The Times made it sound as if it’s 2.5 million and dropping. They also found the lowest numbers they could find (Pew has bigger numbers than Jupiter, which they quote, but Pew didn’t fit in with their agenda.)
Smells like this deserves an Official Times Correction.
When I first got called on the story — by the intern not the reporter — they were on the track of the bloggers-are-nuts-in-bathrobes and I lectured him, saying that’s wrong and insulting and blind to the real story. They did at least include a quote of mine defending bloggers against the instastereotype. But They were setting out to make fun of and belittle the medium.
Scoff at your own risk, Times.
(They also got the description of my day-job company wrong. And I wouldn’t have minded a link, guys.)
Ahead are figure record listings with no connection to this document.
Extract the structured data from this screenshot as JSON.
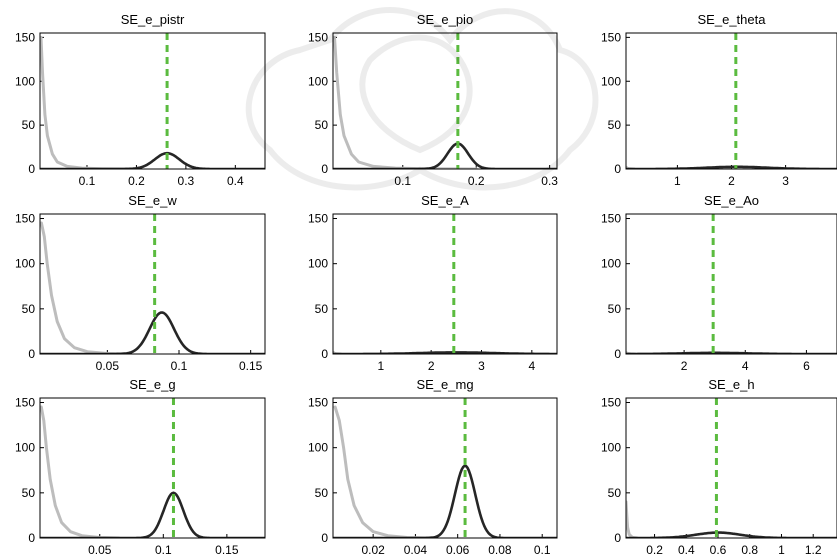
{
  "figure": {
    "prior_color": "#bdbdbd",
    "posterior_color": "#262626",
    "mode_color": "#5bbb3f"
  },
  "chart_data": [
    {
      "type": "line",
      "title": "SE_e_pistr",
      "xlim": [
        0.005,
        0.46
      ],
      "ylim": [
        0,
        155
      ],
      "xticks": [
        0.1,
        0.2,
        0.3,
        0.4
      ],
      "xtick_labels": [
        "0.1",
        "0.2",
        "0.3",
        "0.4"
      ],
      "yticks": [
        0,
        50,
        100,
        150
      ],
      "ytick_labels": [
        "0",
        "50",
        "100",
        "150"
      ],
      "prior": {
        "name": "prior",
        "x": [
          0.007,
          0.01,
          0.015,
          0.02,
          0.03,
          0.04,
          0.06,
          0.09,
          0.13,
          0.2
        ],
        "y": [
          150,
          110,
          62,
          38,
          17,
          8,
          3,
          1,
          0.3,
          0
        ]
      },
      "posterior": {
        "name": "posterior",
        "mean": 0.262,
        "sd": 0.025,
        "peak": 18
      },
      "mode_line": 0.262
    },
    {
      "type": "line",
      "title": "SE_e_pio",
      "xlim": [
        0.005,
        0.31
      ],
      "ylim": [
        0,
        155
      ],
      "xticks": [
        0.1,
        0.2,
        0.3
      ],
      "xtick_labels": [
        "0.1",
        "0.2",
        "0.3"
      ],
      "yticks": [
        0,
        50,
        100,
        150
      ],
      "ytick_labels": [
        "0",
        "50",
        "100",
        "150"
      ],
      "prior": {
        "name": "prior",
        "x": [
          0.007,
          0.01,
          0.015,
          0.02,
          0.03,
          0.04,
          0.06,
          0.09,
          0.13,
          0.2
        ],
        "y": [
          150,
          110,
          62,
          38,
          17,
          8,
          3,
          1,
          0.3,
          0
        ]
      },
      "posterior": {
        "name": "posterior",
        "mean": 0.175,
        "sd": 0.014,
        "peak": 29
      },
      "mode_line": 0.175
    },
    {
      "type": "line",
      "title": "SE_e_theta",
      "xlim": [
        0.05,
        3.95
      ],
      "ylim": [
        0,
        155
      ],
      "xticks": [
        1,
        2,
        3
      ],
      "xtick_labels": [
        "1",
        "2",
        "3"
      ],
      "yticks": [
        0,
        50,
        100,
        150
      ],
      "ytick_labels": [
        "0",
        "50",
        "100",
        "150"
      ],
      "prior": {
        "name": "prior",
        "x": [
          0.05,
          0.08,
          0.12,
          0.2
        ],
        "y": [
          2,
          0.8,
          0.2,
          0
        ]
      },
      "posterior": {
        "name": "posterior",
        "mean": 2.1,
        "sd": 0.55,
        "peak": 2.5
      },
      "mode_line": 2.08
    },
    {
      "type": "line",
      "title": "SE_e_w",
      "xlim": [
        0.003,
        0.16
      ],
      "ylim": [
        0,
        155
      ],
      "xticks": [
        0.05,
        0.1,
        0.15
      ],
      "xtick_labels": [
        "0.05",
        "0.1",
        "0.15"
      ],
      "yticks": [
        0,
        50,
        100,
        150
      ],
      "ytick_labels": [
        "0",
        "50",
        "100",
        "150"
      ],
      "prior": {
        "name": "prior",
        "x": [
          0.004,
          0.006,
          0.008,
          0.011,
          0.015,
          0.02,
          0.027,
          0.036,
          0.05,
          0.065
        ],
        "y": [
          145,
          130,
          100,
          65,
          36,
          17,
          7,
          2.5,
          0.6,
          0
        ]
      },
      "posterior": {
        "name": "posterior",
        "mean": 0.088,
        "sd": 0.0085,
        "peak": 46
      },
      "mode_line": 0.083
    },
    {
      "type": "line",
      "title": "SE_e_A",
      "xlim": [
        0.05,
        4.5
      ],
      "ylim": [
        0,
        155
      ],
      "xticks": [
        1,
        2,
        3,
        4
      ],
      "xtick_labels": [
        "1",
        "2",
        "3",
        "4"
      ],
      "yticks": [
        0,
        50,
        100,
        150
      ],
      "ytick_labels": [
        "0",
        "50",
        "100",
        "150"
      ],
      "prior": {
        "name": "prior",
        "x": [
          0.05,
          0.08,
          0.12,
          0.2
        ],
        "y": [
          2,
          0.8,
          0.2,
          0
        ]
      },
      "posterior": {
        "name": "posterior",
        "mean": 2.5,
        "sd": 0.7,
        "peak": 1.8
      },
      "mode_line": 2.45
    },
    {
      "type": "line",
      "title": "SE_e_Ao",
      "xlim": [
        0.1,
        7.0
      ],
      "ylim": [
        0,
        155
      ],
      "xticks": [
        2,
        4,
        6
      ],
      "xtick_labels": [
        "2",
        "4",
        "6"
      ],
      "yticks": [
        0,
        50,
        100,
        150
      ],
      "ytick_labels": [
        "0",
        "50",
        "100",
        "150"
      ],
      "prior": {
        "name": "prior",
        "x": [
          0.1,
          0.15,
          0.25,
          0.4
        ],
        "y": [
          1.5,
          0.7,
          0.2,
          0
        ]
      },
      "posterior": {
        "name": "posterior",
        "mean": 3.0,
        "sd": 1.0,
        "peak": 1.3
      },
      "mode_line": 2.95
    },
    {
      "type": "line",
      "title": "SE_e_g",
      "xlim": [
        0.003,
        0.18
      ],
      "ylim": [
        0,
        155
      ],
      "xticks": [
        0.05,
        0.1,
        0.15
      ],
      "xtick_labels": [
        "0.05",
        "0.1",
        "0.15"
      ],
      "yticks": [
        0,
        50,
        100,
        150
      ],
      "ytick_labels": [
        "0",
        "50",
        "100",
        "150"
      ],
      "prior": {
        "name": "prior",
        "x": [
          0.004,
          0.006,
          0.008,
          0.011,
          0.015,
          0.02,
          0.027,
          0.036,
          0.05,
          0.065
        ],
        "y": [
          145,
          130,
          100,
          65,
          36,
          17,
          7,
          2.5,
          0.6,
          0
        ]
      },
      "posterior": {
        "name": "posterior",
        "mean": 0.108,
        "sd": 0.0078,
        "peak": 50
      },
      "mode_line": 0.108
    },
    {
      "type": "line",
      "title": "SE_e_mg",
      "xlim": [
        0.001,
        0.107
      ],
      "ylim": [
        0,
        155
      ],
      "xticks": [
        0.02,
        0.04,
        0.06,
        0.08,
        0.1
      ],
      "xtick_labels": [
        "0.02",
        "0.04",
        "0.06",
        "0.08",
        "0.1"
      ],
      "yticks": [
        0,
        50,
        100,
        150
      ],
      "ytick_labels": [
        "0",
        "50",
        "100",
        "150"
      ],
      "prior": {
        "name": "prior",
        "x": [
          0.002,
          0.004,
          0.006,
          0.008,
          0.011,
          0.015,
          0.02,
          0.027,
          0.036,
          0.05
        ],
        "y": [
          145,
          130,
          100,
          65,
          36,
          17,
          7,
          2.5,
          0.6,
          0
        ]
      },
      "posterior": {
        "name": "posterior",
        "mean": 0.0635,
        "sd": 0.0048,
        "peak": 80
      },
      "mode_line": 0.0635
    },
    {
      "type": "line",
      "title": "SE_e_h",
      "xlim": [
        0.02,
        1.35
      ],
      "ylim": [
        0,
        155
      ],
      "xticks": [
        0.2,
        0.4,
        0.6,
        0.8,
        1,
        1.2
      ],
      "xtick_labels": [
        "0.2",
        "0.4",
        "0.6",
        "0.8",
        "1",
        "1.2"
      ],
      "yticks": [
        0,
        50,
        100,
        150
      ],
      "ytick_labels": [
        "0",
        "50",
        "100",
        "150"
      ],
      "prior": {
        "name": "prior",
        "x": [
          0.02,
          0.025,
          0.03,
          0.04,
          0.06,
          0.09
        ],
        "y": [
          40,
          25,
          12,
          4,
          0.8,
          0
        ]
      },
      "posterior": {
        "name": "posterior",
        "mean": 0.6,
        "sd": 0.14,
        "peak": 6
      },
      "mode_line": 0.59
    }
  ]
}
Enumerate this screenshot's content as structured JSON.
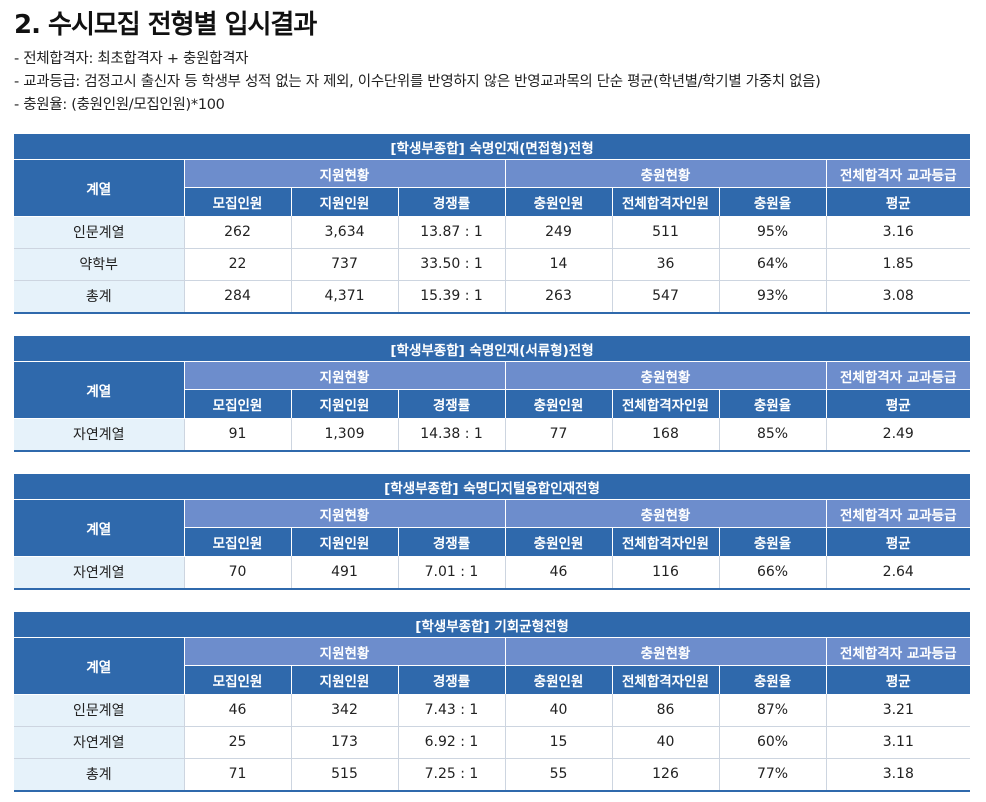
{
  "title": "2. 수시모집 전형별 입시결과",
  "notes": [
    "- 전체합격자: 최초합격자 + 충원합격자",
    "- 교과등급: 검정고시 출신자 등 학생부 성적 없는 자 제외, 이수단위를 반영하지 않은 반영교과목의 단순 평균(학년별/학기별 가중치 없음)",
    "- 충원율: (충원인원/모집인원)*100"
  ],
  "headers": {
    "category": "계열",
    "group_apply": "지원현황",
    "group_extra": "충원현황",
    "group_grade": "전체합격자 교과등급",
    "quota": "모집인원",
    "applicants": "지원인원",
    "ratio": "경쟁률",
    "extra": "충원인원",
    "total_pass": "전체합격자인원",
    "extra_rate": "충원율",
    "average": "평균"
  },
  "tables": [
    {
      "title": "[학생부종합] 숙명인재(면접형)전형",
      "rows": [
        {
          "category": "인문계열",
          "quota": "262",
          "applicants": "3,634",
          "ratio": "13.87 : 1",
          "extra": "249",
          "total_pass": "511",
          "extra_rate": "95%",
          "average": "3.16"
        },
        {
          "category": "약학부",
          "quota": "22",
          "applicants": "737",
          "ratio": "33.50 : 1",
          "extra": "14",
          "total_pass": "36",
          "extra_rate": "64%",
          "average": "1.85"
        },
        {
          "category": "총계",
          "quota": "284",
          "applicants": "4,371",
          "ratio": "15.39 : 1",
          "extra": "263",
          "total_pass": "547",
          "extra_rate": "93%",
          "average": "3.08"
        }
      ]
    },
    {
      "title": "[학생부종합] 숙명인재(서류형)전형",
      "rows": [
        {
          "category": "자연계열",
          "quota": "91",
          "applicants": "1,309",
          "ratio": "14.38 : 1",
          "extra": "77",
          "total_pass": "168",
          "extra_rate": "85%",
          "average": "2.49"
        }
      ]
    },
    {
      "title": "[학생부종합] 숙명디지털융합인재전형",
      "rows": [
        {
          "category": "자연계열",
          "quota": "70",
          "applicants": "491",
          "ratio": "7.01 : 1",
          "extra": "46",
          "total_pass": "116",
          "extra_rate": "66%",
          "average": "2.64"
        }
      ]
    },
    {
      "title": "[학생부종합] 기회균형전형",
      "rows": [
        {
          "category": "인문계열",
          "quota": "46",
          "applicants": "342",
          "ratio": "7.43 : 1",
          "extra": "40",
          "total_pass": "86",
          "extra_rate": "87%",
          "average": "3.21"
        },
        {
          "category": "자연계열",
          "quota": "25",
          "applicants": "173",
          "ratio": "6.92 : 1",
          "extra": "15",
          "total_pass": "40",
          "extra_rate": "60%",
          "average": "3.11"
        },
        {
          "category": "총계",
          "quota": "71",
          "applicants": "515",
          "ratio": "7.25 : 1",
          "extra": "55",
          "total_pass": "126",
          "extra_rate": "77%",
          "average": "3.18"
        }
      ]
    }
  ]
}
: UPDATE: Considering the apoplexy of some in the comments, I am getting some clarification on the stats and will pass on what I find. If I’m wrong, of course, I’ll say so.
: UPDATE AND CORRECTION: I was wrong about an important aspect of this: I had understood from Dave Sifry when he spoke to ETech that Technorati dropped blogs from its count when they did not update in three months. I’m now told (and a commenter confirms) that this is not the case; Technorati still tracks the total. So I was wrong about that.
The actual count of current links from blogs is a different matter; it counts links from the home page of a blog, I’m told, and that is why the number of links to an individual blog can go down and up.
The commenter still says that The Times story is wrong but I leave that to them to discuss. My understanding that the count at Technorati was cleaned was not correct and so I’ll be the one to make the correction here.